A little over a month ago, I had one of those writing epiphanies. At the time, it was more of a writing crisis. I realize these kinds of crises are part and parcel for those of us who write. But this time was different.
So there’s this novel I had been working on over the past three years. It had gone from a sketchy idea to a fifth draft of a mostly finished novel. Being “mostly finished” was a large part my trouble. Anyone who reads this blog can track exactly how often I’ve been “almost done.” Somehow, I never seemed to make it to the end.
On top of being unfinished, I had long held a host of uncertainties about said novel. Not the uncertainty that the writing was crap. In fact, I’m pretty sure even now the writing I did is solid and good.
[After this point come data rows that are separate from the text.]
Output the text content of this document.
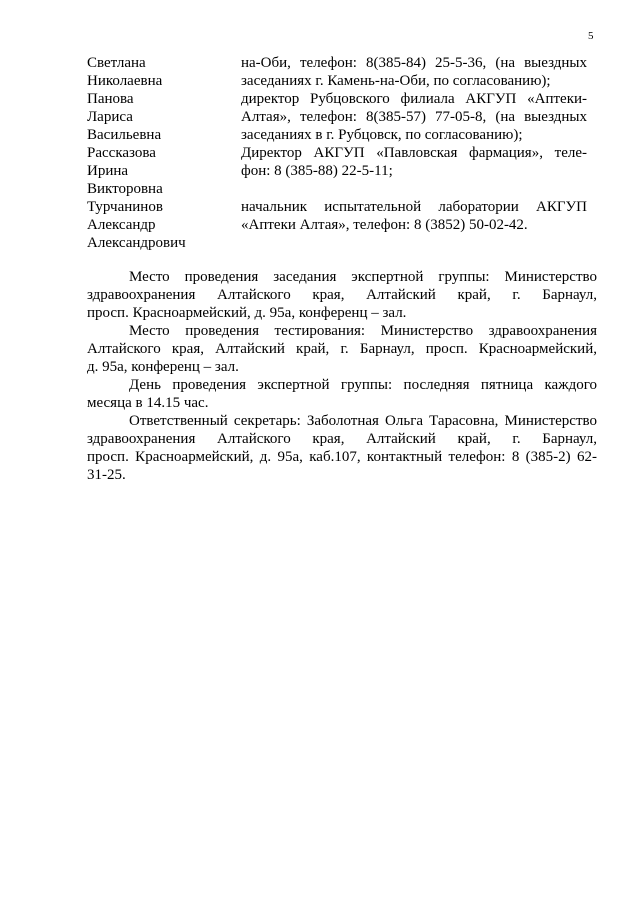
5
Светлана
Николаевна
на-Оби, телефон: 8(385-84) 25-5-36, (на выездных
заседаниях г. Камень-на-Оби, по согласованию);
Панова
Лариса
Васильевна
директор Рубцовского филиала АКГУП «Аптеки-
Алтая», телефон: 8(385-57) 77-05-8, (на выездных
заседаниях в г. Рубцовск, по согласованию);
Рассказова
Ирина
Викторовна
Директор АКГУП «Павловская фармация», теле-
фон: 8 (385-88) 22-5-11;
Турчанинов
Александр
Александрович
начальник испытательной лаборатории АКГУП
«Аптеки Алтая», телефон: 8 (3852) 50-02-42.
Место проведения заседания экспертной группы: Министерство
здравоохранения Алтайского края, Алтайский край, г. Барнаул,
просп. Красноармейский, д. 95а, конференц – зал.
Место проведения тестирования: Министерство здравоохранения
Алтайского края, Алтайский край, г. Барнаул, просп. Красноармейский,
д. 95а, конференц – зал.
День проведения экспертной группы: последняя пятница каждого
месяца в 14.15 час.
Ответственный секретарь: Заболотная Ольга Тарасовна, Министерство
здравоохранения Алтайского края, Алтайский край, г. Барнаул,
просп. Красноармейский, д. 95а, каб.107, контактный телефон: 8 (385-2) 62-
31-25.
And that was the problem.
The entire novel was only good. Not amazing. Not un-put-down-able. Not this-kept-me-up-all-night-give-me-more-now-please. I realize this is a high bar to hold oneself to, but at the very least, I’d like to evoke some hint of that reaction from my readers. While the story was solid and the writing was good, there was a lack of, well, heart. And I didn’t know how to fix that.
I still don’t know. Maybe it’s crazy, but I kind of think I revised out this story’s soul. That, or maybe all it was ever meant to be was a good, solid story. Maybe this simply isn’t the story I’m meant to be telling.
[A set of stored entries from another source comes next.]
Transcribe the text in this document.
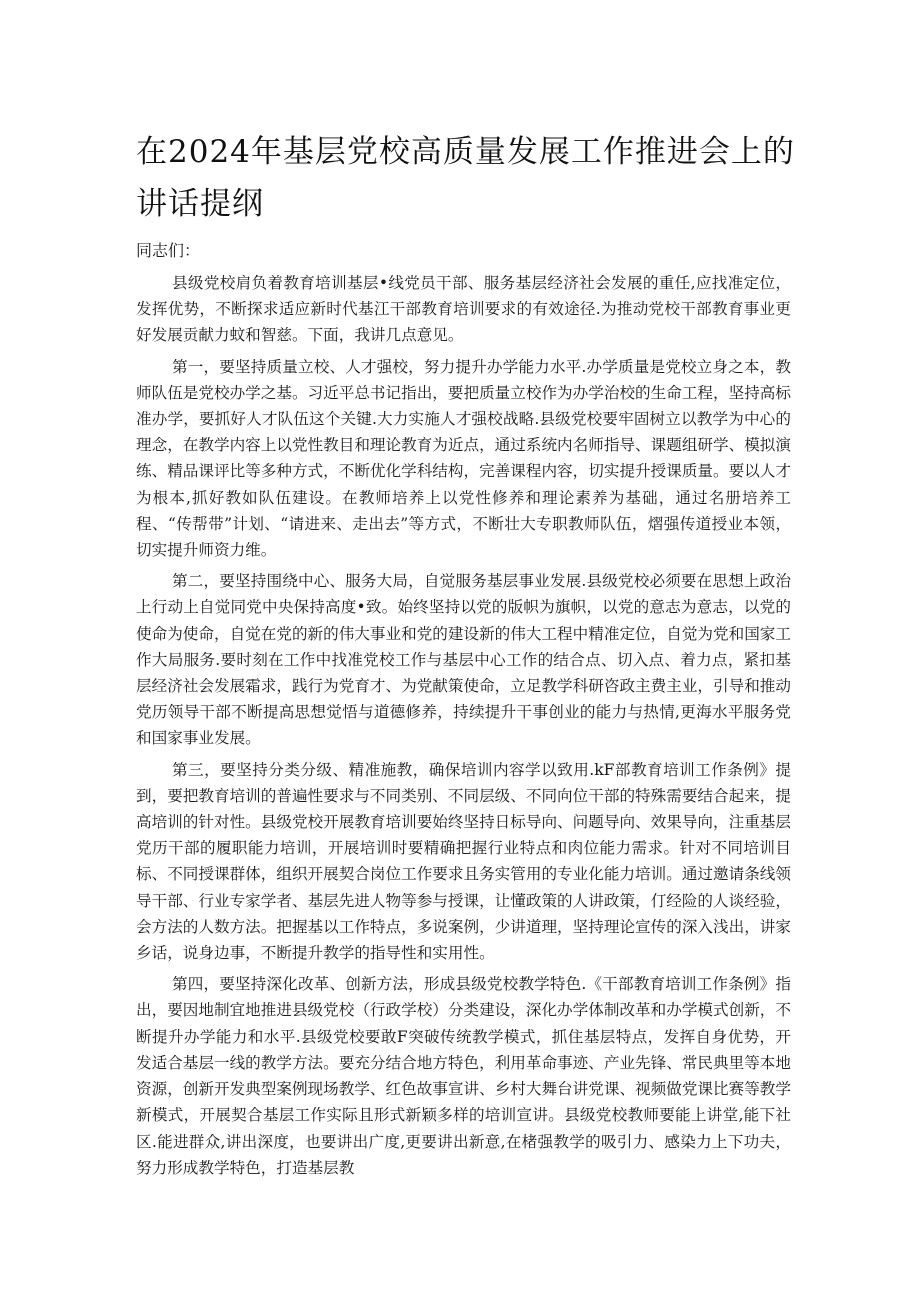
在2024年基层党校高质量发展工作推进会上的讲话提纲

同志们：

县级党校肩负着教育培训基层•线党员干部、服务基层经济社会发展的重任,应找准定位，发挥优势，不断探求适应新时代基江干部教育培训要求的有效途径.为推动党校干部教育事业更好发展贡献力蚊和智慈。下面，我讲几点意见。

第一，要坚持质量立校、人才强校，努力提升办学能力水平.办学质量是党校立身之本，教师队伍是党校办学之基。习近平总书记指出，要把质量立校作为办学治校的生命工程，坚持高标准办学，要抓好人才队伍这个关键.大力实施人才强校战略.县级党校要牢固树立以教学为中心的理念，在教学内容上以党性教目和理论教育为近点，通过系统内名师指导、课题组研学、模拟演练、精品课评比等多种方式，不断优化学科结构，完善课程内容，切实提升授课质量。要以人才为根本,抓好教如队伍建设。在教师培养上以党性修养和理论素养为基础，通过名册培养工程、“传帮带”计划、“请进来、走出去”等方式，不断壮大专职教师队伍，熠强传道授业本领，切实提升师资力维。

第二，要坚持围绕中心、服务大局，自觉服务基层事业发展.县级党校必须要在思想上政治上行动上自觉同党中央保持高度•致。始终坚持以党的版帜为旗帜，以党的意志为意志，以党的使命为使命，自觉在党的新的伟大事业和党的建设新的伟大工程中精准定位，自觉为党和国家工作大局服务.要时刻在工作中找准党校工作与基层中心工作的结合点、切入点、着力点，紧扣基层经济社会发展霜求，践行为党育才、为党献策使命，立足教学科研咨政主费主业，引导和推动党历领导干部不断提高思想觉悟与道德修养，持续提升干事创业的能力与热情,更海水平服务党和国家事业发展。

第三，要坚持分类分级、精准施教，确保培训内容学以致用.kF部教育培训工作条例》提到，要把教育培训的普遍性要求与不同类别、不同层级、不同向位干部的特殊需要结合起来，提高培训的针对性。县级党校开展教育培训要始终坚持日标导向、问题导向、效果导向，注重基层党历干部的履职能力培训，开展培训时要精确把握行业特点和肉位能力需求。针对不同培训目标、不同授课群体，组织开展契合岗位工作要求且务实管用的专业化能力培训。通过邀请条线领导干部、行业专家学者、基层先进人物等参与授课，让懂政策的人讲政策，仃经险的人谈经验，会方法的人数方法。把握基以工作特点，多说案例，少讲道理，坚持理论宣传的深入浅出，讲家乡话，说身边事，不断提升教学的指导性和实用性。

第四，要坚持深化改革、创新方法，形成县级党校教学特色.《干部教育培训工作条例》指出，要因地制宜地推进县级党校（行政学校）分类建设，深化办学体制改革和办学模式创新，不断提升办学能力和水平.县级党校要敢F突破传统教学模式，抓住基层特点，发挥自身优势，开发适合基层一线的教学方法。要充分结合地方特色，利用革命事迹、产业先锋、常民典里等本地资源，创新开发典型案例现场教学、红色故事宣讲、乡村大舞台讲党课、视频做党课比赛等教学新模式，开展契合基层工作实际且形式新颖多样的培训宣讲。县级党校教师要能上讲堂,能下社区.能进群众,讲出深度，也要讲出广度,更要讲出新意,在楮强教学的吸引力、感染力上下功夫，努力形成教学特色，打造基层教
There’s this piece of advice I’ve heard on writing from Neil Gaiman, repeated over and over on tumblr and the like. It basically comes down to this: write the things that only you can write. The novel I spent the last three years working on, well, it could be any fantasy novel written by any fantasy novelist. It’s not something that screams, “Melissa wrote that!”
My best writing–the writing that comes easily to me and turns to fire in my hands–is dark and rich in emotion and details. It walks along gray lines and dances in shadows. I’m no poet. I never will be. But those stories, stories that are dark and personal and rife with old things, those are the stories only I can write. And, to be honest, I’ve been afraid of writing like that. It’s why I decided to try a fantasy novel with more action and adventure, something light. It’s why I’ve clung so desperately to YA for so long. I’m terrified to write in a voice that is mature and dark. Terrified and hungry, because even in fear, I long to write the things that only I can write.
So, after three long years, I shelved my “almost” finished novel. I’m not giving up on it forever. Perhaps I only need the distance of several months. Perhaps I’ll be able to return to it and make it mine. Perhaps I won’t, but I’ll use bits of it for new projects.
But for now, I’m not touching it. Instead, I’m going to work on a novel I started years ago that terrifies me. It’s dark and challenging. It’s ambitious and inspiring. And it’s only a story I can write.
Worst case scenario, I have two mostly finished novels to revise and polish to query by the end of the year. Best case, I find my voice again.